[H/t to A.L. and Sultan Knish]
As I’ve written elsewhere, talk of the “Jewish community” or the “Jewish vote” is misguided as there are many Jewish communities and these various communities have different voting patterns. For example, Reform Jews generally vote Democratic while the Orthodox tend to vote Republican.
Nevertheless, polls are one way of measuring voter preference. In a previous post I mentioned a (flawed) poll that had Jews voting for McCain over Obama 54 percent to 32 percent. Here are some more recent poll results (article from the JPost):
Barack Obama leads John McCain by 27 points among Jewish voters, according to a new survey.
Obama leads 57 percent to 30% among those polled in the American Jewish Committee’s 2008 Annual Survey of American Jewish Opinion, with 13% undecided, but he significantly trails the Jewish vote for recent Democratic presidential candidates.
By contrast, John Kerry received 76% of the Jewish vote four years ago against George W. Bush, and in the three prior presidential elections, Democrats won 78% to 80% of Jewish votes. The 2004 AJC survey, taken three weeks earlier in that campaign than this year, found Kerry leading 69% to 24%.
The poll by survey research organization Synovate of 914 self-identifying Jewish respondents, selected from Synovate’s consumer mail panel, was conducted by telephone September 8-21. The margin of error is plus or minus 3 percentage points.
McCain enjoyed a 78% to 13% lead among Orthodox Jews, but Obama won easily among all other Jewish groups: Conservatives, 59% to 26%; Reform, 62% to 27%; and those calling themselves “just Jewish,” 61% to 26%.
Sultan Knish has this to add:
Jews do vote fairly predictably but the most predictable percentage of the Jewish vote breaks down into three categories, senior citizens who grew up with FDR or the memory of FDR and treat the Democratic party as a safety blanket against fascism and the depression, Jewish women for whom gender is highly important and are career oriented and thirdly an assimilated class of politically liberal yuppies with very little in the way of a Jewish identity…
McCain will however not make a great deal of inroads with the latter category of younger liberal yuppies because they are liberal first, followed by a catalog card of identities, with Jewish and American appearing on the list somewhere in the back or not at all. Which is why asking why they don’t vote following Jewish interests or Israel is pointless, because they really don’t consider themselves particularly Jewish. And really they aren’t.

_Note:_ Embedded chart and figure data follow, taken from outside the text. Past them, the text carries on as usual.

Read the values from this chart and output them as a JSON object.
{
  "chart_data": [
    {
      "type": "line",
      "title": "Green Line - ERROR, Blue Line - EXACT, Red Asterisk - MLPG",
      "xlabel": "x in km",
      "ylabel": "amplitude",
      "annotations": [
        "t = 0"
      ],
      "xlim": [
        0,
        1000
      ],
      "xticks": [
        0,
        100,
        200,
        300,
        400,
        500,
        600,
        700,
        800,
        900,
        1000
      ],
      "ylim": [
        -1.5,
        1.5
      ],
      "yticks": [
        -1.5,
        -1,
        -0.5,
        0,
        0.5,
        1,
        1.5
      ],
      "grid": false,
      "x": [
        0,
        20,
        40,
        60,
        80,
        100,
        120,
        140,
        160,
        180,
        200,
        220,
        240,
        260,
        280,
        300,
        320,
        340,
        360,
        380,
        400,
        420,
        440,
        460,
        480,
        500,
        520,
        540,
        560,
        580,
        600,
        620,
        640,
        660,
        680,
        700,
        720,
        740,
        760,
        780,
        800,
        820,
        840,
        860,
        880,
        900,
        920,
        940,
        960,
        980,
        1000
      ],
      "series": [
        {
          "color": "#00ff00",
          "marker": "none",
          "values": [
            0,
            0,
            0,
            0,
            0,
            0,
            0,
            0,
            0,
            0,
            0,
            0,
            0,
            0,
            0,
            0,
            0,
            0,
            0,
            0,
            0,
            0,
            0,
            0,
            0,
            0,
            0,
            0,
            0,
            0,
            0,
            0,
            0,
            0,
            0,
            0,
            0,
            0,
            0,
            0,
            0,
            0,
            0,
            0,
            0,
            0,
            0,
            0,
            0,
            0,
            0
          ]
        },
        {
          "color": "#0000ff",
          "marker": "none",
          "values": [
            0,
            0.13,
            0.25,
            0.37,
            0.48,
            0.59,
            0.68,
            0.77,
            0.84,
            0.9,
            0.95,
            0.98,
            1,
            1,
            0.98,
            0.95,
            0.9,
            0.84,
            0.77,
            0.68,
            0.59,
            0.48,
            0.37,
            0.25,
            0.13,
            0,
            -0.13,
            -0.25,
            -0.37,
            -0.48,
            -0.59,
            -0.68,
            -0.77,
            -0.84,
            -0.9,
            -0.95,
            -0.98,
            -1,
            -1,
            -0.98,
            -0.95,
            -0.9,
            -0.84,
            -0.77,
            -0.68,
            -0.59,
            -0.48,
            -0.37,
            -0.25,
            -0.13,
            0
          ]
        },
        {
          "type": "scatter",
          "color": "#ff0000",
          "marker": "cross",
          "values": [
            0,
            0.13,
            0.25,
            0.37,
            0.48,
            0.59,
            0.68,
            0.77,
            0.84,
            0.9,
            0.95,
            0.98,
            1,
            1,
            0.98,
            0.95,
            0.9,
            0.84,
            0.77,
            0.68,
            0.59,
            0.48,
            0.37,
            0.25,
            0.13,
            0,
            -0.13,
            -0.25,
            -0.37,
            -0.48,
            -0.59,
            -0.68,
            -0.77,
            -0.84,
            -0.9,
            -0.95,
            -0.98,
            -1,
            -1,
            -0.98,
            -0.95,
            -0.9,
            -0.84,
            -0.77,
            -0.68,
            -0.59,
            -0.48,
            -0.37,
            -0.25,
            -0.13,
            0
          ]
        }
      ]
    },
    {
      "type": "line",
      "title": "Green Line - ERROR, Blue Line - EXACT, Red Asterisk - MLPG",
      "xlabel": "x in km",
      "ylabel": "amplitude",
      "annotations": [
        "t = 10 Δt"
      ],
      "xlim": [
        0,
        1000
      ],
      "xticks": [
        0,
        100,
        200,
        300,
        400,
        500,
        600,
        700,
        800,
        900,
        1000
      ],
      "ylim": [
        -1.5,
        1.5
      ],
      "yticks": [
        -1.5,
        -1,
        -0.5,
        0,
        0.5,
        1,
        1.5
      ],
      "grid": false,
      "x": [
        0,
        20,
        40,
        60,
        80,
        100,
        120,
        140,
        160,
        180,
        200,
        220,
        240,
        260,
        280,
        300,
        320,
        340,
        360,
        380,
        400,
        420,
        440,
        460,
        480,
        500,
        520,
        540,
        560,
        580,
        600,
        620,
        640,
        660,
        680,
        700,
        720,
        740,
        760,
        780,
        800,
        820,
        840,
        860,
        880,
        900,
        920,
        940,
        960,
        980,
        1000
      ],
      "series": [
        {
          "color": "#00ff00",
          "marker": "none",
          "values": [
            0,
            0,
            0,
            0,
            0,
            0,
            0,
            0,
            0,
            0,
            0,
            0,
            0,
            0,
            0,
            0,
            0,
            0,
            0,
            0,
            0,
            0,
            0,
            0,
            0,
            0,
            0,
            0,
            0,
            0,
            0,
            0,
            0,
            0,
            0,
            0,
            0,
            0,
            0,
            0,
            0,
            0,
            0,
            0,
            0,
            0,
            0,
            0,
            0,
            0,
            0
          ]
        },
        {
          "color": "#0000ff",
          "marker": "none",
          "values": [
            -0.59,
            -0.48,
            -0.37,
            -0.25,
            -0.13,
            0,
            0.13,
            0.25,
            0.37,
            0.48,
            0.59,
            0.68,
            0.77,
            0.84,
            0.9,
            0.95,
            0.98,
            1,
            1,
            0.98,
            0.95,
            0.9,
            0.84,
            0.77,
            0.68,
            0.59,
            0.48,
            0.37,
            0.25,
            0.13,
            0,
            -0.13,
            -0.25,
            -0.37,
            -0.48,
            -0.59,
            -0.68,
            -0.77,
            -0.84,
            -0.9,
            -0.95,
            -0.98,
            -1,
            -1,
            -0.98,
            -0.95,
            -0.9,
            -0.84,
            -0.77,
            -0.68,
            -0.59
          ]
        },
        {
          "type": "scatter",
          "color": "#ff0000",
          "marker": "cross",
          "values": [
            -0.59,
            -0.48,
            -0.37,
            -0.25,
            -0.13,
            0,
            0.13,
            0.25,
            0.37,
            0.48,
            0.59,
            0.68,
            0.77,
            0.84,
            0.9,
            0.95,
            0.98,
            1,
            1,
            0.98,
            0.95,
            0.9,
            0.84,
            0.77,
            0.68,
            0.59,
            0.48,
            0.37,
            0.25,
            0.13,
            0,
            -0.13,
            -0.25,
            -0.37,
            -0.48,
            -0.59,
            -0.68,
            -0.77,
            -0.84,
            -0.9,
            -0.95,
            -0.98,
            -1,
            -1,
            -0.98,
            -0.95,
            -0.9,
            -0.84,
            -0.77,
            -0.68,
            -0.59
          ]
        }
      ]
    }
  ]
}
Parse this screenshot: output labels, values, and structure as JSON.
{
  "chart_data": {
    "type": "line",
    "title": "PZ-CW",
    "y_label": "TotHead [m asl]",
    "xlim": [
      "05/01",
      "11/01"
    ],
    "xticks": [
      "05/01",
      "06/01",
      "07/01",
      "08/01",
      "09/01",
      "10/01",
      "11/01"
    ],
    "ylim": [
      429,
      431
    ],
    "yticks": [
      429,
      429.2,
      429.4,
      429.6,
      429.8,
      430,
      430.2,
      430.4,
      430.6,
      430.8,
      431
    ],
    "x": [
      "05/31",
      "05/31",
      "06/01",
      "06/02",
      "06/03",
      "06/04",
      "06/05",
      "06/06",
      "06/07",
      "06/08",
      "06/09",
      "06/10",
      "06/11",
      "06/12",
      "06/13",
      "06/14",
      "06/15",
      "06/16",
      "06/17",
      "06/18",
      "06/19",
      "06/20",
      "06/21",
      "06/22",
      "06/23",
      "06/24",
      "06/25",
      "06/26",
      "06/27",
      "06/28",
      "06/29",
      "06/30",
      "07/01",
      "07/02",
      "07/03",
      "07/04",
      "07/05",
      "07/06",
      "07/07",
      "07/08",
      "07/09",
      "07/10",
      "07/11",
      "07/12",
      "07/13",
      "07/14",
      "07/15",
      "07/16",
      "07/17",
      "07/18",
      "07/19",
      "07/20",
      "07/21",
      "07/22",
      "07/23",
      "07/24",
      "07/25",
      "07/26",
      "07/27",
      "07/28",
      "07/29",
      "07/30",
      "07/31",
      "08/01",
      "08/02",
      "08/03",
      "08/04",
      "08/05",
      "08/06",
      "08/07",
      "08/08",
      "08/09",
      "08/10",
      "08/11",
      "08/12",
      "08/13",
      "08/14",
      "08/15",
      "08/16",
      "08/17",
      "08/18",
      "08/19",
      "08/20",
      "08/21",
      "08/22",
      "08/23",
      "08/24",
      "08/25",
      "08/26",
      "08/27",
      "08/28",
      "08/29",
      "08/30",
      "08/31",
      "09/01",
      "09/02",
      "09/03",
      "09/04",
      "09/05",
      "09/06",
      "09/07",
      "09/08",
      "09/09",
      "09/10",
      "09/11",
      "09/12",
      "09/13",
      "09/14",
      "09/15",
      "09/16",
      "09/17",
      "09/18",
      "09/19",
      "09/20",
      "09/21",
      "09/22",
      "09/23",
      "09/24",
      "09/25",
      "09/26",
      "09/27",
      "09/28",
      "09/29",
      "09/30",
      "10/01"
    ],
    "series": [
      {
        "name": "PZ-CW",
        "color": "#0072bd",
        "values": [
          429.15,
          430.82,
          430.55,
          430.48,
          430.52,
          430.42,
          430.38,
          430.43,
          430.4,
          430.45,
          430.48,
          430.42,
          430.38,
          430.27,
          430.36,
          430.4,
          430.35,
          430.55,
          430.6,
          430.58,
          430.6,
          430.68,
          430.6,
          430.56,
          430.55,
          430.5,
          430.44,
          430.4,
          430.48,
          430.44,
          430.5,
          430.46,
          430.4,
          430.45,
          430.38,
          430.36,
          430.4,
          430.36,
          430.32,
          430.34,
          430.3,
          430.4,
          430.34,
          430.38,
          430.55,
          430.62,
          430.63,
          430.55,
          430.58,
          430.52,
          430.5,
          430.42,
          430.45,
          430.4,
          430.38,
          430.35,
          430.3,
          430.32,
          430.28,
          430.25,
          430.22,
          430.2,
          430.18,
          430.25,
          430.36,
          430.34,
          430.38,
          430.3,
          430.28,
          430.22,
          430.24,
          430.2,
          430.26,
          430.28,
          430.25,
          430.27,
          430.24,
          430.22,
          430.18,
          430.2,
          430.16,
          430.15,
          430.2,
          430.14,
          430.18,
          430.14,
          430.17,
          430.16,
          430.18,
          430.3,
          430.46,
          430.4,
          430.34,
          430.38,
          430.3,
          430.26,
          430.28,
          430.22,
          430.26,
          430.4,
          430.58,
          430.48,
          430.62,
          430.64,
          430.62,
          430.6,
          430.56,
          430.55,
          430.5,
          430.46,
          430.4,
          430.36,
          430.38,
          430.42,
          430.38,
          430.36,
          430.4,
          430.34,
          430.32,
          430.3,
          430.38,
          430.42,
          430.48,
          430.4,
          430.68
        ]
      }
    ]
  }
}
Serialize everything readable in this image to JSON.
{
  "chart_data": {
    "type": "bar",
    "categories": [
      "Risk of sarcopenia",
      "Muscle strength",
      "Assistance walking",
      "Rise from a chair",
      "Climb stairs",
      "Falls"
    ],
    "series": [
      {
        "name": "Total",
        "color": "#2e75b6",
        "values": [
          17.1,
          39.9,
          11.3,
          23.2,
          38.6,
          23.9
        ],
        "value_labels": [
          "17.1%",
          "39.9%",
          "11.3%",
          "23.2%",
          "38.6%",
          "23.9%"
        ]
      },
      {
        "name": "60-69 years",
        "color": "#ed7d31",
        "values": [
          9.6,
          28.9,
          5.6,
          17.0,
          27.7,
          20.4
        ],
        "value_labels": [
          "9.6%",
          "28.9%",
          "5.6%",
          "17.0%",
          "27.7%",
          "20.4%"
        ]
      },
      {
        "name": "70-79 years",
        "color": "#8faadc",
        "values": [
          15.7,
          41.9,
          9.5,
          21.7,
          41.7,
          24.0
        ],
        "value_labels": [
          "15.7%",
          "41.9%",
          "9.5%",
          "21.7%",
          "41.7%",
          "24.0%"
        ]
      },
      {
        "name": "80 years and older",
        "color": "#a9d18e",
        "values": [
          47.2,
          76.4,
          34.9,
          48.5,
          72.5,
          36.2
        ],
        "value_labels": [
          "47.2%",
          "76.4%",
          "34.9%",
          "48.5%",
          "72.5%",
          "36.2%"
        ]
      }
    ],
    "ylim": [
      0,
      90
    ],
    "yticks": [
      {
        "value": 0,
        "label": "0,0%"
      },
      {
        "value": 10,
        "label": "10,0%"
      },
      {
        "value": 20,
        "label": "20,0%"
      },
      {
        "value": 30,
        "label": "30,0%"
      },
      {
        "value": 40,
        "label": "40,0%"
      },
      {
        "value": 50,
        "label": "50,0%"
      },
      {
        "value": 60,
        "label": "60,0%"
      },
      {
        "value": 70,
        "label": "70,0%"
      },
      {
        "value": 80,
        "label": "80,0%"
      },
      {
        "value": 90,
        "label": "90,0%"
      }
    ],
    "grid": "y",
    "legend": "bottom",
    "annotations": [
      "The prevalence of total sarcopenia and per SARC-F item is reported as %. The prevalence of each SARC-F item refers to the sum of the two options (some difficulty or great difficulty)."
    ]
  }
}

I usually avoid denying a particular identity to people (Jewish, leftist, conservative, etc.), especially when they self-identify with that particular identity. For example, if someone identifies themselves as Jewish I don’t question that. But the Sultan is correct in pointing out the mushiness of this identity (and the concept of identity in general) as well as the notion that all of us are packages of an assortment of interrelated identities (religious, class, ethnic, political, nationality, gender, etc.). Which identity takes precedence? And can we ever truly disentangle these identities from each other?